El momento de la subida de la leche suele ser al 3º-4º día tras el parto en mujeres que han dado a luz por primera vez y en torno al 2º día para aquellas que ya han dado el pecho previamente. Factores como parto por cesárea o separación madre-hijo entre otros pueden retrasar este momento.

Es de suma importancia que la técnica de enganche sea adecuada (como ya hemos recalcado en el párrafo anterior) para que la transición a este momento sea lo más adecuada posible. Si tienes problemas con el enganche no dudes en consultar ya que los recién nacidos que no se “enganchan adecuadamente” además de producir grietas y dolor en la madre, no extraen la cantidad de leche materna que realmente necesitan y por ello serán niños que hacen tomas continuas al pecho, lloran si los separas y no ganarán peso de forma adecuada.

La lactancia materna durante el primer mes de vida

Pasados los primeros días, si no existen problemas con el enganche, pronto veréis como el recién nacido mojará un mínimo de 6 pañales al día con pis claro y hará deposiciones amarillentas, líquidas y con grumos.

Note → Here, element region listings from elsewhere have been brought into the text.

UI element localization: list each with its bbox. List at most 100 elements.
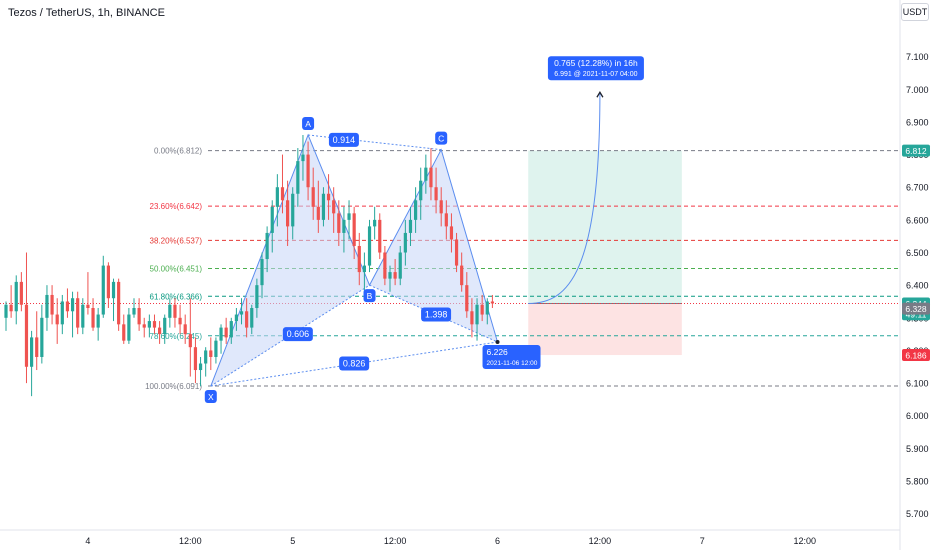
candle-body bbox=[454, 239, 459, 266]
y-tick-label: 5.800 bbox=[906, 477, 929, 487]
candle-body bbox=[470, 311, 474, 325]
y-tick-label: 6.100 bbox=[906, 379, 929, 389]
pattern-ratio-label: 0.826 bbox=[343, 359, 366, 369]
candle-body bbox=[76, 298, 80, 328]
candle-body bbox=[337, 213, 341, 233]
fib-level-label: 38.20%(6.537) bbox=[150, 236, 203, 245]
candle-body bbox=[403, 232, 407, 253]
candle-body bbox=[86, 304, 90, 309]
pattern-ratio-label: 0.914 bbox=[333, 135, 356, 145]
projection-label-box bbox=[547, 56, 644, 81]
price-tag-label: 6.328 bbox=[905, 304, 927, 314]
candle-body bbox=[439, 200, 443, 214]
y-tick-label: 5.700 bbox=[906, 509, 929, 519]
candle-body bbox=[332, 200, 336, 214]
candle-body bbox=[111, 281, 116, 299]
pattern-point-box bbox=[435, 131, 448, 145]
candle-body bbox=[444, 213, 448, 227]
candle-body bbox=[229, 321, 233, 338]
pattern-point-box bbox=[363, 289, 376, 303]
candle-body bbox=[4, 304, 8, 318]
candle-body bbox=[280, 187, 285, 201]
candle-body bbox=[91, 308, 95, 328]
price-tag-label: 6.186 bbox=[905, 351, 927, 361]
candle-body bbox=[40, 317, 44, 357]
candle-body bbox=[188, 334, 192, 348]
currency-button[interactable]: USDT bbox=[901, 3, 929, 21]
pattern-point-label: X bbox=[208, 392, 214, 402]
candle-body bbox=[209, 350, 213, 357]
pattern-point-box bbox=[204, 390, 217, 404]
x-tick-label: 12:00 bbox=[179, 536, 202, 546]
candle-body bbox=[260, 259, 264, 286]
candle-body bbox=[19, 281, 23, 305]
candle-body bbox=[388, 272, 392, 279]
candle-body bbox=[419, 180, 423, 201]
candle-body bbox=[204, 350, 208, 364]
y-tick-label: 6.700 bbox=[906, 183, 929, 193]
candle-body bbox=[475, 304, 479, 325]
pattern-ratio-box bbox=[328, 132, 359, 147]
pattern-ratio-box bbox=[282, 327, 313, 342]
pattern-ratio-box bbox=[339, 356, 370, 371]
candle-body bbox=[168, 304, 172, 318]
candle-body bbox=[193, 347, 198, 371]
y-tick-label: 6.400 bbox=[906, 281, 929, 291]
y-tick-label: 6.600 bbox=[906, 215, 929, 225]
candle-body bbox=[70, 298, 75, 312]
projection-arrow bbox=[596, 90, 604, 98]
price-tag-label: 6.812 bbox=[905, 146, 927, 156]
candle-body bbox=[106, 265, 110, 299]
candle-body bbox=[286, 200, 290, 227]
candle-body bbox=[449, 226, 454, 240]
pattern-ratio-line bbox=[210, 284, 370, 387]
candle-body bbox=[393, 272, 397, 279]
price-tag-box bbox=[902, 144, 930, 157]
pattern-point-label: C bbox=[438, 134, 444, 144]
x-tick-label: 12:00 bbox=[793, 536, 816, 546]
pattern-ratio-box bbox=[421, 307, 452, 322]
x-tick-label: 5 bbox=[290, 536, 295, 546]
candle-body bbox=[424, 167, 428, 181]
projection-label-line1: 0.765 (12.28%) in 16h bbox=[554, 58, 638, 68]
candle-body bbox=[250, 308, 254, 328]
candle-body bbox=[485, 301, 489, 315]
candle-body bbox=[147, 321, 151, 328]
candle-body bbox=[414, 200, 418, 220]
target-zone bbox=[528, 150, 682, 304]
candle-body bbox=[265, 232, 269, 260]
candle-body bbox=[163, 317, 167, 335]
candle-body bbox=[255, 285, 259, 309]
candle-body bbox=[352, 213, 356, 246]
x-tick-label: 6 bbox=[495, 536, 500, 546]
candle-body bbox=[101, 265, 105, 315]
d-label-line1: 6.226 bbox=[487, 347, 509, 357]
candle-body bbox=[122, 324, 126, 341]
pattern-point-label: B bbox=[367, 291, 373, 301]
candle-body bbox=[465, 285, 469, 312]
candle-body bbox=[198, 363, 203, 371]
x-tick-label: 12:00 bbox=[384, 536, 407, 546]
candle-body bbox=[45, 294, 49, 318]
candle-body bbox=[378, 219, 382, 253]
pattern-point-box bbox=[302, 116, 315, 130]
candle-body bbox=[9, 304, 13, 312]
price-tag-box bbox=[902, 302, 930, 315]
candle-body bbox=[434, 187, 438, 201]
candle-body bbox=[460, 265, 464, 286]
candle-body bbox=[219, 327, 223, 341]
pattern-triangle-xab bbox=[210, 134, 370, 387]
stop-zone bbox=[528, 303, 682, 356]
candle-body bbox=[158, 327, 162, 335]
pattern-ratio-line bbox=[308, 134, 442, 151]
candle-body bbox=[239, 311, 244, 315]
x-tick-label: 4 bbox=[85, 536, 90, 546]
candle-body bbox=[362, 265, 366, 273]
candle-body bbox=[321, 193, 326, 220]
fib-level-label: 78.60%(6.245) bbox=[150, 332, 203, 341]
projection-curve bbox=[528, 92, 601, 304]
candle-body bbox=[117, 281, 121, 325]
candle-body bbox=[490, 301, 494, 304]
price-tag-label: 49:11 bbox=[906, 310, 927, 320]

Empezará a regular las tomas siendo siempre más frecuentes durante la tarde y la noche con espacios de sueño profundo entre tomas, siendo muy importante realizarlas a demanda.

Será el pediatra durante este mes el que valore la ganancia de peso así como el estado de hidratación y nutrición del recién nacido.


En resumen y como veis el camino inicial es largo pero con la ayuda y el conocimiento suficiente no será complicado llegar. Recalcar que durante el inicio de la lactancia materna el dolor y la grietas NO son normales y que pedir ayuda a tiempo mejorará el éxito de vuestra lactancia.